Further studies have found that blocking GPR34 with inhibitors can inhibit tumor growth in both subcutaneous tumor models and liver metastasis models, and the combination of GPR34 inhibitors and anti-TIGIT antibodies can improve the efficiency of tumor treatment.
Finally, the researchers explored the clinical relevance of the LysoPS-GPR34-ILC1s pathway in human cancer, and found that GPR34 mRNA was highly expressed on ILC1-like cells in tumor tissues of patients with colon adenocarcinoma, head and neck cancer, or hepatocellular carcinoma, but low on cNK cells, and the expression of ABHD16A and GPR34 was negatively correlated with the antitumor activity of ILC1s in cancer patients.

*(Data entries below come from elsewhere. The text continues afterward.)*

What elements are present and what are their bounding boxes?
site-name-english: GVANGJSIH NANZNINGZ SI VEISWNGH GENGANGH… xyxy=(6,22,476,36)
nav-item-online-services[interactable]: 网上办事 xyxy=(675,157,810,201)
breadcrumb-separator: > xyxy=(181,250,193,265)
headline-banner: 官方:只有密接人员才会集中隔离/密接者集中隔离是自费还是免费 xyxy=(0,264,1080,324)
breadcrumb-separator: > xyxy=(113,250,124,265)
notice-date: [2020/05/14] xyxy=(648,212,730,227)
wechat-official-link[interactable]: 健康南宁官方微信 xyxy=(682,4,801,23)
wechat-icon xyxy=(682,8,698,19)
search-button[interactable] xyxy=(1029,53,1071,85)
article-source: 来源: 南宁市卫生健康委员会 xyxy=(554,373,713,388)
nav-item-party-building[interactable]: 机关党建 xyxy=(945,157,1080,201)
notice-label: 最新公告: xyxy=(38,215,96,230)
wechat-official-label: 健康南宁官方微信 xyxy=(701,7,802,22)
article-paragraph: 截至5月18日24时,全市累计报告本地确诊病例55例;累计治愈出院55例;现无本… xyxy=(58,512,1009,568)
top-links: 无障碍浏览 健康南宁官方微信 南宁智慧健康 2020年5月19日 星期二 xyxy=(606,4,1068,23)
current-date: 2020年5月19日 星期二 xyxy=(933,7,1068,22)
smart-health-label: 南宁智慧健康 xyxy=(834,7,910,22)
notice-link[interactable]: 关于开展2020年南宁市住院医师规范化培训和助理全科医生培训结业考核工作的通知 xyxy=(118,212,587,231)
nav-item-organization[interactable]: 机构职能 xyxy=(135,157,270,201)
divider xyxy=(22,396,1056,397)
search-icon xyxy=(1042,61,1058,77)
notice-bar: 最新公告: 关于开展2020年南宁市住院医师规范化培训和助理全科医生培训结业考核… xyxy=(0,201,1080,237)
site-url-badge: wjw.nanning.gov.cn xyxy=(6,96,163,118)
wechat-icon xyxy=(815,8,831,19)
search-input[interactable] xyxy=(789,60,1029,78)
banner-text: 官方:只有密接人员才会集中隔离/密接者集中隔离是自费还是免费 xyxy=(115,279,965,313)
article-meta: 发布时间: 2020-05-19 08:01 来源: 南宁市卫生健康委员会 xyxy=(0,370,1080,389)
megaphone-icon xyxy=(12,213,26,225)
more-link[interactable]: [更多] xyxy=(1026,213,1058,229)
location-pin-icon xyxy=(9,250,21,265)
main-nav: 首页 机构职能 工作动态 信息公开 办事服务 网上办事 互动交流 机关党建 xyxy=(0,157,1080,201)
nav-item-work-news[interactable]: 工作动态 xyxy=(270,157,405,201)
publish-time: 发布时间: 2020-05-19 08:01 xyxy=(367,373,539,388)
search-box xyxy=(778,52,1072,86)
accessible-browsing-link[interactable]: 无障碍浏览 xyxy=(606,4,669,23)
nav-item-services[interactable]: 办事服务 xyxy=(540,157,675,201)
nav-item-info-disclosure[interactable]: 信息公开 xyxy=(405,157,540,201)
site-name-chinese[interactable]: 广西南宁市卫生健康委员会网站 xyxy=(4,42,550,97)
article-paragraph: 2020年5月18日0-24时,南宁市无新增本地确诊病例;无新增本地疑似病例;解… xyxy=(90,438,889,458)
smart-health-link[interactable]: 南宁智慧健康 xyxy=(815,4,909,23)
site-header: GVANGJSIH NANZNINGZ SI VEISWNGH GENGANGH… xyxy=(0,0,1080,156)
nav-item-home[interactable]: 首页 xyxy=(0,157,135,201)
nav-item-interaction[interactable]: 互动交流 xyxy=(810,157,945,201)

In summary, the study found that the tumor-derived lipid metabolite LysoPS can inhibit the anti-tumor activity of ILC1s through its receptor GPR34, while antagonizing GPR34 can enhance the anti-tumor activity of ILC1s and inhibit tumor growth. The innovation of the study is reflected in: 1) it was the first to demonstrate that targeting ILC1s (tissue-resident NK) can induce anti-tumor immunity and inhibit tumor growth, suggesting that targeting tissue-resident immune cells may be a potentially effective strategy for solid tumors; 2) Discovery of the danger signal-sensing receptor GPR34 as a new metabolic immune checkpoint.